Pulmonary Infiltrates (PI) in Acute Myeloid Leukemia (AML) During Induction Treatment (IT). How Much Do We Know?

During IT, AML patients may develop PI due to infection, leukostasis, pneumonitis, drug reaction or even acute respiratory distress syndrome. The risk association and the clinical outcome of such PI are poorly characterized in the literature. This study investigates the frequency, radiologic patterns, and outcome of PI during the IT of AML patients.

We retrospectively reviewed 363 cases of AML patients who received IT either cytarabine and anthracycline regimens, or hypomethylating agents between January, 2000-January, 2011 at William Beaumont Health System. Of 363 patients, 120 developed PI during IT, those patients were divided into 2 groups based on distribution of the infiltrate presenting whether localized or diffuse infiltrate. Distribution of the infiltrate was evaluated by dividing the thorax vertically in the midline, then horizontally by two lines originating above and below the hilus resulting in six areas. Localized infiltrate was defined as involvement of 1–3 areas, and diffuse infiltrate was defined as >3 areas were involved. Detected by either Bronchioalveolar lavage culture or sputum culture revealing a pathogen other than coagulase-negative staphylococci or corynebacteria was considered as pathogenic microorganisms. Treatment end points were defined as resolve or persistence of the infiltrate or death. Data on pts characteristics, leukemia subtype, cytogenetic risk, microorganism type, white blood cell count (WBC) at diagnosis, neutrophils count at the time of the infiltrate reported, response to antibiotic and/or antifungal therapy, using respiratory support, mortality rate, were retrieved from the records.
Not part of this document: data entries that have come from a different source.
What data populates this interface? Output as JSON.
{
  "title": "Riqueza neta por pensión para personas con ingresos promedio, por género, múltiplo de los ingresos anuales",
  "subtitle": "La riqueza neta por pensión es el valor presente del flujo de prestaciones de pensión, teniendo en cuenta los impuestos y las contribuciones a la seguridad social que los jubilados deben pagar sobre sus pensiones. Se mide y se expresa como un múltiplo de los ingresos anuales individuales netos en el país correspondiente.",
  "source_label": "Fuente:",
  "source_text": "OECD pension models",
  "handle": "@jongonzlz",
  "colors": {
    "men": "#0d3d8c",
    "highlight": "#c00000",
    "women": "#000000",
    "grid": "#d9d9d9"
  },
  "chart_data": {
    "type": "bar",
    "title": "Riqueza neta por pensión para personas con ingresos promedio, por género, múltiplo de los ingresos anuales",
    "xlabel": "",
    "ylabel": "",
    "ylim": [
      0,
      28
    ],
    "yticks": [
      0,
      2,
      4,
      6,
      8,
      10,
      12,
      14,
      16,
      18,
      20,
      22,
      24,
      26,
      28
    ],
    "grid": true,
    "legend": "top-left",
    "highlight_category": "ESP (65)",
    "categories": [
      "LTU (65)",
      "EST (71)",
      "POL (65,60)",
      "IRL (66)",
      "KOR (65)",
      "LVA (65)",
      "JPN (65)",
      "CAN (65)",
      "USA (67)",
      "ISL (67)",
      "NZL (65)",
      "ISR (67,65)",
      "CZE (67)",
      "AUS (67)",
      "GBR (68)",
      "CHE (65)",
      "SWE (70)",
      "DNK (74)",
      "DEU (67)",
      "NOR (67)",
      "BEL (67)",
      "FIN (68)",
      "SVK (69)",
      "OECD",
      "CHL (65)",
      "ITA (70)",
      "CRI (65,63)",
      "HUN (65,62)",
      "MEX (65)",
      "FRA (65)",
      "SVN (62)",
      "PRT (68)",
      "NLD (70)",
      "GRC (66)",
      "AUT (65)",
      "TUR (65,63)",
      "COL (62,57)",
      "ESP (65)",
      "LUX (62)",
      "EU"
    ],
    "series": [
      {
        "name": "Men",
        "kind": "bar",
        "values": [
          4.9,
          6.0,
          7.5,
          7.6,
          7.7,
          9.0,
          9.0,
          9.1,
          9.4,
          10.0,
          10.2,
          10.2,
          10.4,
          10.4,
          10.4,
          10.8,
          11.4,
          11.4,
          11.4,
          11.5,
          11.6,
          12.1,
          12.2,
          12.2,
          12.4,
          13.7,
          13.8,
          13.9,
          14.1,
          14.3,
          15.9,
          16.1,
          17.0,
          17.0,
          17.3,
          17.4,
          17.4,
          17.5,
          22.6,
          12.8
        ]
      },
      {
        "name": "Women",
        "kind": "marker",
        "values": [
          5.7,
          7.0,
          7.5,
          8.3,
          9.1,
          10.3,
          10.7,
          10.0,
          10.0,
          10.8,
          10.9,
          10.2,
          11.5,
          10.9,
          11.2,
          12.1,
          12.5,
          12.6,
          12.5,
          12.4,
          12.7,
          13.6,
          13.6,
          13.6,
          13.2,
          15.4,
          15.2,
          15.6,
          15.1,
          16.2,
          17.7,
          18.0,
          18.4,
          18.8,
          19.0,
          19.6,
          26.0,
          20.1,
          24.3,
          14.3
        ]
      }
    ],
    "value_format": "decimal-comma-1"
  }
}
Our study involved 120 patients. Of these, 33% developed PI during their IT. This population was 53.3 % female, median age 66 years (range 23–93). We noted that 63 patients (52.5%) had localized infiltrate and 57 patients (47.5%) had diffuse infiltrate. Of the 120 patients, 46 (39.3%) had pathogenic microorganisms. These microorganisms were found to be 50% gram positive, 32% gram negative, 10.8% fungal, and 4.3% anaerobic. All 120 patients received two broad-spectrum antibiotics and/or an antifungal. Of the total number of patients, 58 (48.7%) required intubation and ventilatory support. The repeat computed tomography at the end of the hospital stay (after the treatment) showed resolution of the infiltrate in 67 patients (55.8%). During our study, 46 patients died from PI (38.3 %).

Further analysis of the data showed patients with localized PI (when compared to patients with diffuse infiltrate) were more likely to have positive pathogenic microorganisms (68.3% vs 8.8%, p <0.001), neutropenic (96.8% vs 21.1%, p <0.001), and tend to have potentially reversible infiltrates after treatment (87.3% vs 21%, p <0.001).

Patients with diffuse infiltrate (when compared to patients with localized infiltrate) were more like to require intubation (78.9% vs 21%, p <0.001), had leukocytosis (WBC >100 Bil/L) at diagnosis (54.4% vs 0%, p <0.001) and had a higher mortality rate (70.2% vs 9.5%, p <0.001).

During IT about one third of the AML patients developed PI. The radiological patterns of PI showed specific etiological and prognostic associations, may guide the clinical decision making processes. Diffuse PI is an unfavorable characteristic with overall dismal outcome.

No relevant conflicts of interest to declare.